Program Synthesis is $Σ_3^0$-Complete
Jinwoo Kim
TL;DR
The paper asks how hard it is to decide whether a program-synthesis problem has a solution and answers that program synthesis over a Turing-complete IMP language is $Σ^0_3$-complete. It achieves this via a fully constructive encoding that converts the second-order synthesis definition into a first-order formula in Peano arithmetic, enabling a reduction from the $Σ^0_3$-complete COF problem. The authors introduce a complete-binary form to fix syntax and develop a value-tree based, bottom-up semantic encoding that handles both loop-free and looping IMP, culminating in a precise classification of synthesis and its variants.
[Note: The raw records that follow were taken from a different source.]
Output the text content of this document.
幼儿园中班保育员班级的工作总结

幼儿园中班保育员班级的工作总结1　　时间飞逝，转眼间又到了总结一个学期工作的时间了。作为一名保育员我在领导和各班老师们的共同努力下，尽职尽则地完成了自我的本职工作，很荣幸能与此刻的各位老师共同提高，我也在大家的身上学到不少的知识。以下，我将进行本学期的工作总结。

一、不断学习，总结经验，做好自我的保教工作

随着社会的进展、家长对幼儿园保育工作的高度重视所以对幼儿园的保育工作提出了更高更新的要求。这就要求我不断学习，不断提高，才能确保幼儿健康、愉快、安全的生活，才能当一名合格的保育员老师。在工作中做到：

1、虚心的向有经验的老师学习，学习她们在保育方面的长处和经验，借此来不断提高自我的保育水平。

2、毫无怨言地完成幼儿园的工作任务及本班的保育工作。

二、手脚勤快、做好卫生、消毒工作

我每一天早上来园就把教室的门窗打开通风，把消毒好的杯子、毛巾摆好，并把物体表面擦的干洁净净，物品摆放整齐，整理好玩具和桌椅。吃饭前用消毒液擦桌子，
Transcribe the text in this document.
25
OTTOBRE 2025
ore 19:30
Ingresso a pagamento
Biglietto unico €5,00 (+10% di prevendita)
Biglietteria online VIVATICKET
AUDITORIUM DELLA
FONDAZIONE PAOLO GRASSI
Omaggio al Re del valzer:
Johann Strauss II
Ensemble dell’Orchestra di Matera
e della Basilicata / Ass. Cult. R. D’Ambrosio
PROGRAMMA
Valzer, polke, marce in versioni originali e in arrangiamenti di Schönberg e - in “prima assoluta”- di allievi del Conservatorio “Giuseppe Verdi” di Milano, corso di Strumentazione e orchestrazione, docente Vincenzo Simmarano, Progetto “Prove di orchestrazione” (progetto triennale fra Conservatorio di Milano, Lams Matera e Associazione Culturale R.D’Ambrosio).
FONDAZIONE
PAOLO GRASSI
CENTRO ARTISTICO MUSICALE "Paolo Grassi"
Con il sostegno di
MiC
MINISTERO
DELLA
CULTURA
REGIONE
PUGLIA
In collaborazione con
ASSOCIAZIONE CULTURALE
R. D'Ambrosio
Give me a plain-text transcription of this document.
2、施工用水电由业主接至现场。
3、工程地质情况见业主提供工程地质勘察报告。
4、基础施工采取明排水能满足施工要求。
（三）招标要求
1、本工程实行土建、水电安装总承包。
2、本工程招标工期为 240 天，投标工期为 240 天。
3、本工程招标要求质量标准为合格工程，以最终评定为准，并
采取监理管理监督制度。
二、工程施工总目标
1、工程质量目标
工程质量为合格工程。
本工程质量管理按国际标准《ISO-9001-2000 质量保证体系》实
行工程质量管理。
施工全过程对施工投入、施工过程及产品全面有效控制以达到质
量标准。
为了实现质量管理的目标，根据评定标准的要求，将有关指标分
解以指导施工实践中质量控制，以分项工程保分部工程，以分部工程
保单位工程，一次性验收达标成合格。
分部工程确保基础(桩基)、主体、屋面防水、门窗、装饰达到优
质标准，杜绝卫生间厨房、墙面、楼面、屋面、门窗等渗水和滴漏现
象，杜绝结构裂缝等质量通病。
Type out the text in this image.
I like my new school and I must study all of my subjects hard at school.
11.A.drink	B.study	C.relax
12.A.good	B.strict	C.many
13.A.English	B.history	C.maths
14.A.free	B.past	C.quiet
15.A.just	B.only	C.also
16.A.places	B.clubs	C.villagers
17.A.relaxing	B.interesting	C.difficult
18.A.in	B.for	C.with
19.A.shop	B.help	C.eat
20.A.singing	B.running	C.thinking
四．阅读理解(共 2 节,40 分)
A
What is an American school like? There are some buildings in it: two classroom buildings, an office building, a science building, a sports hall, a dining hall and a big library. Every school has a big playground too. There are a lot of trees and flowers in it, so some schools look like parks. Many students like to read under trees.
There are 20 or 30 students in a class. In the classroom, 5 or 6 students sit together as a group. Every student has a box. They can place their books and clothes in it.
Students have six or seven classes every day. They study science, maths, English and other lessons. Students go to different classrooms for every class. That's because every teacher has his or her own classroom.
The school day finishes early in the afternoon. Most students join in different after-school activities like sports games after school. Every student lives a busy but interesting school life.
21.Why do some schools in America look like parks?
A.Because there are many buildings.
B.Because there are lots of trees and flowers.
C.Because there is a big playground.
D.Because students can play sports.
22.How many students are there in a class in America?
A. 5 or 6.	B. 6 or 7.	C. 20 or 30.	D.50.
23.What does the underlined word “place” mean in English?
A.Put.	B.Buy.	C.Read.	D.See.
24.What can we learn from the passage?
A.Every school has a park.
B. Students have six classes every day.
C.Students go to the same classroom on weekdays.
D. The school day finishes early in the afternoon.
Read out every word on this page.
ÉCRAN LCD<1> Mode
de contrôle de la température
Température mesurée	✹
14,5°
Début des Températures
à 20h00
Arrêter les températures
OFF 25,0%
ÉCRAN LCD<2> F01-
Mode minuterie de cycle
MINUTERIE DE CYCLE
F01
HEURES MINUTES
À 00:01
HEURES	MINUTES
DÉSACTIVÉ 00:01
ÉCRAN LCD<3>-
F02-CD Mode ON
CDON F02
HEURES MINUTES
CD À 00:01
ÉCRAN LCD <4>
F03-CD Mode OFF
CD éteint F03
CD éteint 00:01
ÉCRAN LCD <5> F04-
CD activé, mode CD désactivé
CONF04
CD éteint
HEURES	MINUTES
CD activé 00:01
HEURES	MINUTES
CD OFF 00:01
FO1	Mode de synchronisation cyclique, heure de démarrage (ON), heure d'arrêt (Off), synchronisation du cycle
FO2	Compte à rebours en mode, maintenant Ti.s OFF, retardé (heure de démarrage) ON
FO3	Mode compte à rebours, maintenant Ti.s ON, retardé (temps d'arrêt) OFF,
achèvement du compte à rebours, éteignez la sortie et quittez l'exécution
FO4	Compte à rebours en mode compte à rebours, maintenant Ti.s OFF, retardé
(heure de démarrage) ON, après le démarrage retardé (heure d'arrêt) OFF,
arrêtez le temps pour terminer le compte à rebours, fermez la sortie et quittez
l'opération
The work provides a foundational, structure-preserving framework for analyzing synthesis hardness and variants, with implications for theoretical understanding and future algorithmic directions.
Abstract
This paper considers program synthesis in the context of computational hardness, asking the question: How hard is it to determine whether a given synthesis problem has a solution or not? To answer this question, this paper studies program synthesis for a basic imperative, Turing-complete language IMP, for which this paper proves that program synthesis is $Σ_3^0$-\emph{complete} in the arithmetical hierarchy. The proof of this fact relies on a fully constructive encoding of program synthesis (which is typically formulated as a second-order query) as a first-order formula in the standard model of arithmetic (i.e., Peano arithmetic). Constructing such a formula then allows us to reduce the decision problem for COF (the set of functions which diverge only on a finite set of inputs), which is well-known to be a $Σ_3^0$-complete problem, into the constructed first-order representation of synthesis. In addition to this main result, we also consider the hardness of variants of synthesis problems, such as those introduced in previous work to make program synthesis more tractable (e.g., synthesis over finite examples). To the best of our knowledge, this paper is the first to give a first-order characterization of program synthesis in general, and precisely define the computability of synthesis problems and their variants.